Caring for Wisconsin’s Cold Waters

By Jessica Luhning | Photos By Jim Klousia 0

Cradled between the political boundaries of Minnesota, Iowa, Illinois and Michigan, you’ll find nearly 35 million acres of earth and inland waters that comprise present-day Wisconsin— a state where 80 percent of its boundaries are clearly defined by rivers and lakes.

An impressive geologic history coupled with human intervention has created nearly one million acres of inland water, nearly three percent of the state’s total area. In Middle America, only Michigan can claim more of a watery influence. Wisconsin’s very existence has been and will be shaped by water, frozen or flowing. It is no wonder the state’s inhabitants are such fierce lovers and defenders of this critical and highly sensitive resource.

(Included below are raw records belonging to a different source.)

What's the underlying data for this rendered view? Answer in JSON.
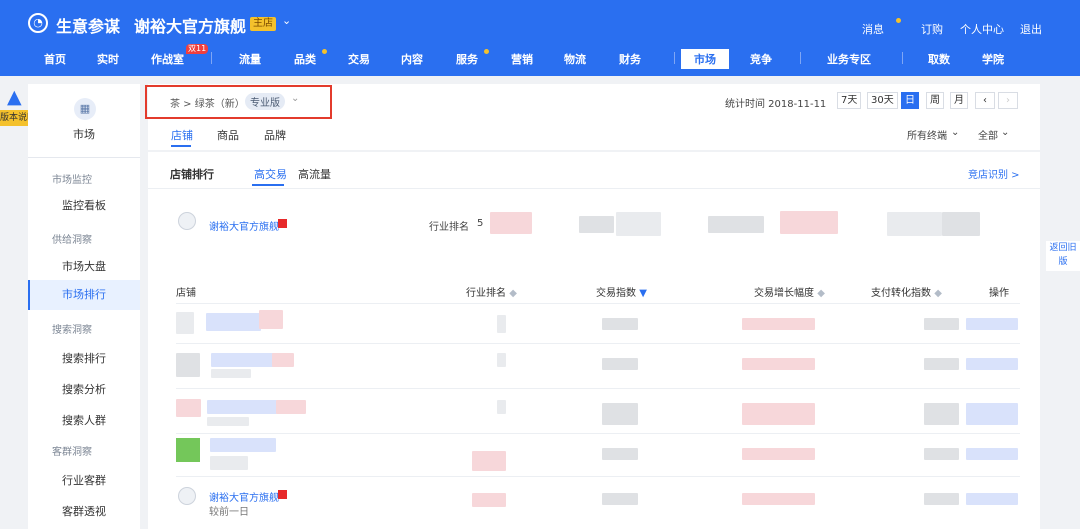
{
  "top": {
    "brand": "生意参谋",
    "store": "谢裕大官方旗舰",
    "badge": "主店",
    "right": [
      "消息",
      "订购",
      "个人中心",
      "退出"
    ]
  },
  "nav": [
    {
      "label": "首页"
    },
    {
      "label": "实时"
    },
    {
      "label": "作战室"
    },
    {
      "label": "流量"
    },
    {
      "label": "品类"
    },
    {
      "label": "交易"
    },
    {
      "label": "内容"
    },
    {
      "label": "服务"
    },
    {
      "label": "营销"
    },
    {
      "label": "物流"
    },
    {
      "label": "财务"
    },
    {
      "label": "市场"
    },
    {
      "label": "竞争"
    },
    {
      "label": "业务专区"
    },
    {
      "label": "取数"
    },
    {
      "label": "学院"
    }
  ],
  "nav_hot": "双11",
  "side": {
    "title": "市场",
    "groups": [
      {
        "label": "市场监控",
        "items": [
          "监控看板"
        ]
      },
      {
        "label": "供给洞察",
        "items": [
          "市场大盘",
          "市场排行"
        ]
      },
      {
        "label": "搜索洞察",
        "items": [
          "搜索排行",
          "搜索分析",
          "搜索人群"
        ]
      },
      {
        "label": "客群洞察",
        "items": [
          "行业客群",
          "客群透视"
        ]
      }
    ]
  },
  "help": "版本说明",
  "old": "返回旧版",
  "breadcrumb": "茶 > 绿茶（新）",
  "version": "专业版",
  "stat": {
    "label": "统计时间 2018-11-11",
    "ranges": [
      "7天",
      "30天",
      "日",
      "周",
      "月"
    ]
  },
  "subtabs": [
    "店铺",
    "商品",
    "品牌"
  ],
  "filters": [
    "所有终端",
    "全部"
  ],
  "ranking": {
    "title": "店铺排行",
    "tabs": [
      "高交易",
      "高流量"
    ],
    "compare": "竞店识别 >",
    "shop_name": "谢裕大官方旗舰",
    "rank_label": "行业排名",
    "rank_value": "5",
    "headers": [
      "店铺",
      "行业排名",
      "交易指数",
      "交易增长幅度",
      "支付转化指数",
      "操作"
    ],
    "bottom_note": "较前一日"
  }
}
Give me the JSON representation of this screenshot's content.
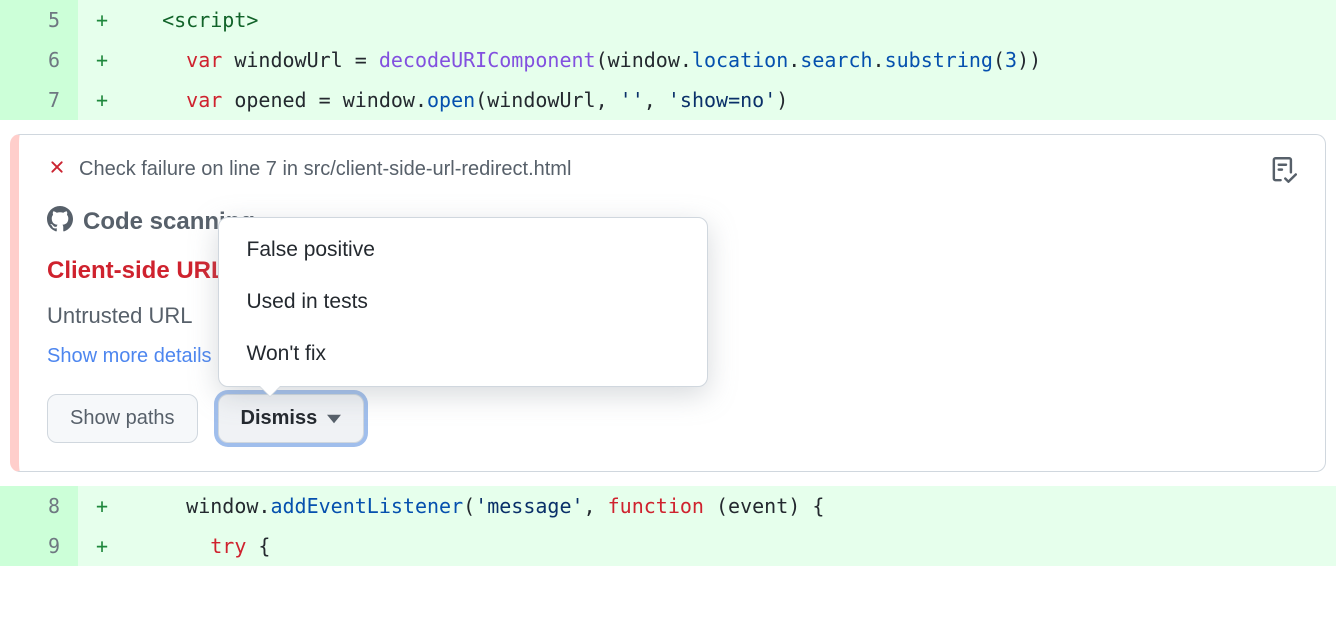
{
  "code": {
    "lines": [
      {
        "num": "5",
        "marker": "+",
        "html": "  <span class='tok-tag'>&lt;script&gt;</span>"
      },
      {
        "num": "6",
        "marker": "+",
        "html": "    <span class='tok-kw'>var</span> windowUrl = <span class='tok-fn'>decodeURIComponent</span>(window.<span class='tok-fn2'>location</span>.<span class='tok-fn2'>search</span>.<span class='tok-fn2'>substring</span>(<span class='tok-num'>3</span>))"
      },
      {
        "num": "7",
        "marker": "+",
        "html": "    <span class='tok-kw'>var</span> opened = window.<span class='tok-fn2'>open</span>(windowUrl, <span class='tok-str'>''</span>, <span class='tok-str'>'show=no'</span>)"
      }
    ],
    "lines_after": [
      {
        "num": "8",
        "marker": "+",
        "html": "    window.<span class='tok-fn2'>addEventListener</span>(<span class='tok-str'>'message'</span>, <span class='tok-kw'>function</span> (event) {"
      },
      {
        "num": "9",
        "marker": "+",
        "html": "      <span class='tok-kw'>try</span> {"
      }
    ]
  },
  "annotation": {
    "location_text": "Check failure on line 7 in src/client-side-url-redirect.html",
    "scanner_title": "Code scanning",
    "rule_name": "Client-side URL",
    "description": "Untrusted URL ",
    "details_link": "Show more details",
    "buttons": {
      "show_paths": "Show paths",
      "dismiss": "Dismiss"
    },
    "dismiss_menu": [
      "False positive",
      "Used in tests",
      "Won't fix"
    ]
  }
}
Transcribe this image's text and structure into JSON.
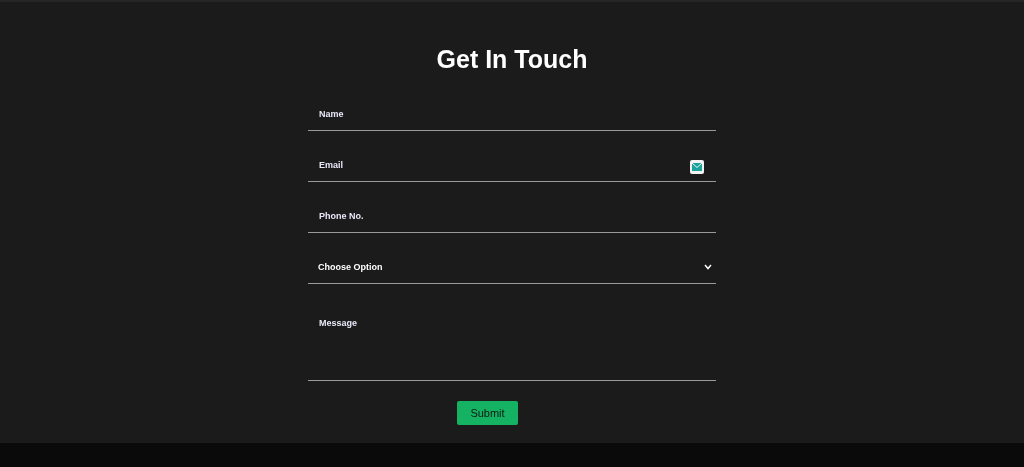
{
  "title": "Get In Touch",
  "fields": [
    {
      "kind": "text",
      "placeholder": "Name"
    },
    {
      "kind": "email",
      "placeholder": "Email"
    },
    {
      "kind": "text",
      "placeholder": "Phone No."
    },
    {
      "kind": "select",
      "value": "Choose Option"
    },
    {
      "kind": "textarea",
      "placeholder": "Message"
    }
  ],
  "submit": "Submit"
}
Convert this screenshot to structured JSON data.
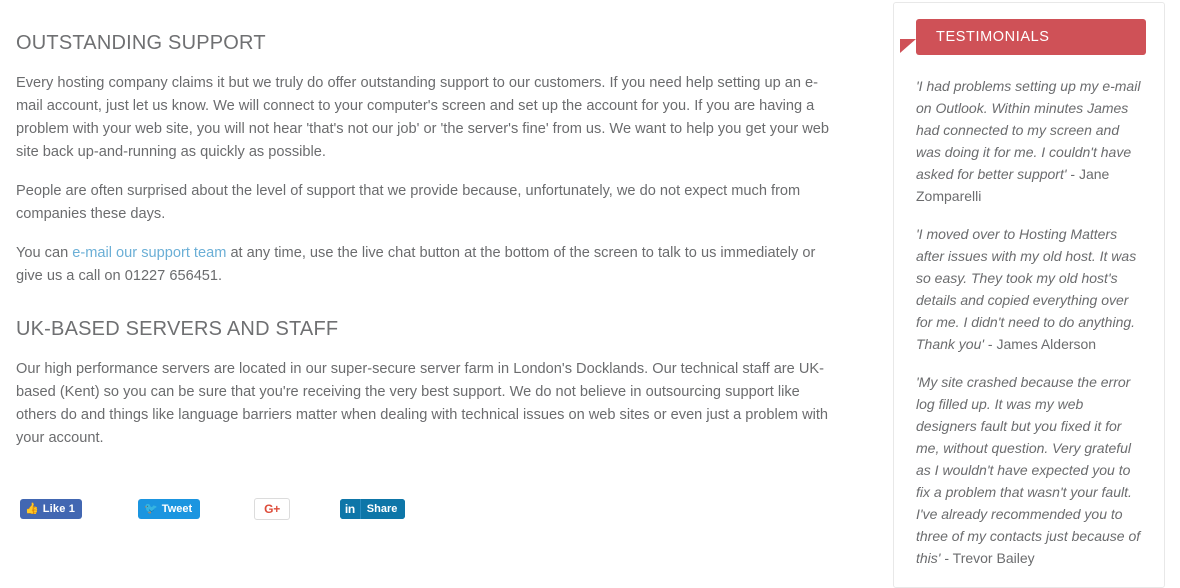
{
  "main": {
    "sections": [
      {
        "heading": "OUTSTANDING SUPPORT",
        "paragraphs": [
          {
            "pre": "Every hosting company claims it but we truly do offer outstanding support to our customers. If you need help setting up an e-mail account, just let us know. We will connect to your computer's screen and set up the account for you. If you are having a problem with your web site, you will not hear 'that's not our job' or 'the server's fine' from us. We want to help you get your web site back up-and-running as quickly as possible.",
            "link": "",
            "post": ""
          },
          {
            "pre": "People are often surprised about the level of support that we provide because, unfortunately, we do not expect much from companies these days.",
            "link": "",
            "post": ""
          },
          {
            "pre": "You can ",
            "link": "e-mail our support team",
            "post": " at any time, use the live chat button at the bottom of the screen to talk to us immediately or give us a call on 01227 656451."
          }
        ]
      },
      {
        "heading": "UK-BASED SERVERS AND STAFF",
        "paragraphs": [
          {
            "pre": "Our high performance servers are located in our super-secure server farm in London's Docklands. Our technical staff are UK-based (Kent) so you can be sure that you're receiving the very best support. We do not believe in outsourcing support like others do and things like language barriers matter when dealing with technical issues on web sites or even just a problem with your account.",
            "link": "",
            "post": ""
          }
        ]
      }
    ]
  },
  "share": {
    "facebook": {
      "icon": "thumbs-up-icon",
      "glyph": "👍",
      "label": "Like 1",
      "color": "#4267b2"
    },
    "twitter": {
      "icon": "twitter-bird-icon",
      "glyph": "🐦",
      "label": "Tweet",
      "color": "#1b95e0"
    },
    "googleplus": {
      "icon": "google-plus-icon",
      "glyph": "G+",
      "label": "",
      "color": "#dd4b39"
    },
    "linkedin": {
      "icon": "linkedin-icon",
      "glyph": "in",
      "label": "Share",
      "color": "#0e76a8"
    }
  },
  "sidebar": {
    "title": "TESTIMONIALS",
    "accent_color": "#cf5157",
    "testimonials": [
      {
        "quote": "'I had problems setting up my e-mail on Outlook. Within minutes James had connected to my screen and was doing it for me. I couldn't have asked for better support'",
        "author": " - Jane Zomparelli"
      },
      {
        "quote": "'I moved over to Hosting Matters after issues with my old host. It was so easy. They took my old host's details and copied everything over for me. I didn't need to do anything. Thank you'",
        "author": " - James Alderson"
      },
      {
        "quote": "'My site crashed because the error log filled up. It was my web designers fault but you fixed it for me, without question. Very grateful as I wouldn't have expected you to fix a problem that wasn't your fault. I've already recommended you to three of my contacts just because of this'",
        "author": " - Trevor Bailey"
      }
    ]
  }
}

In numbers, Wisconsin claims 6.4 million acres of Lakes Michigan and Superior to the east and north, 95,000 acres of the Mississippi River to the west, 15,000 inland lakes, 84,000 miles of rivers and streams, 5.3 million acres of wetlands, and four aquifers filled with 1.2 quadrillion gallons of groundwater (Wisconsin’s Water Library & Wisconsin DNR, Dec. 2014).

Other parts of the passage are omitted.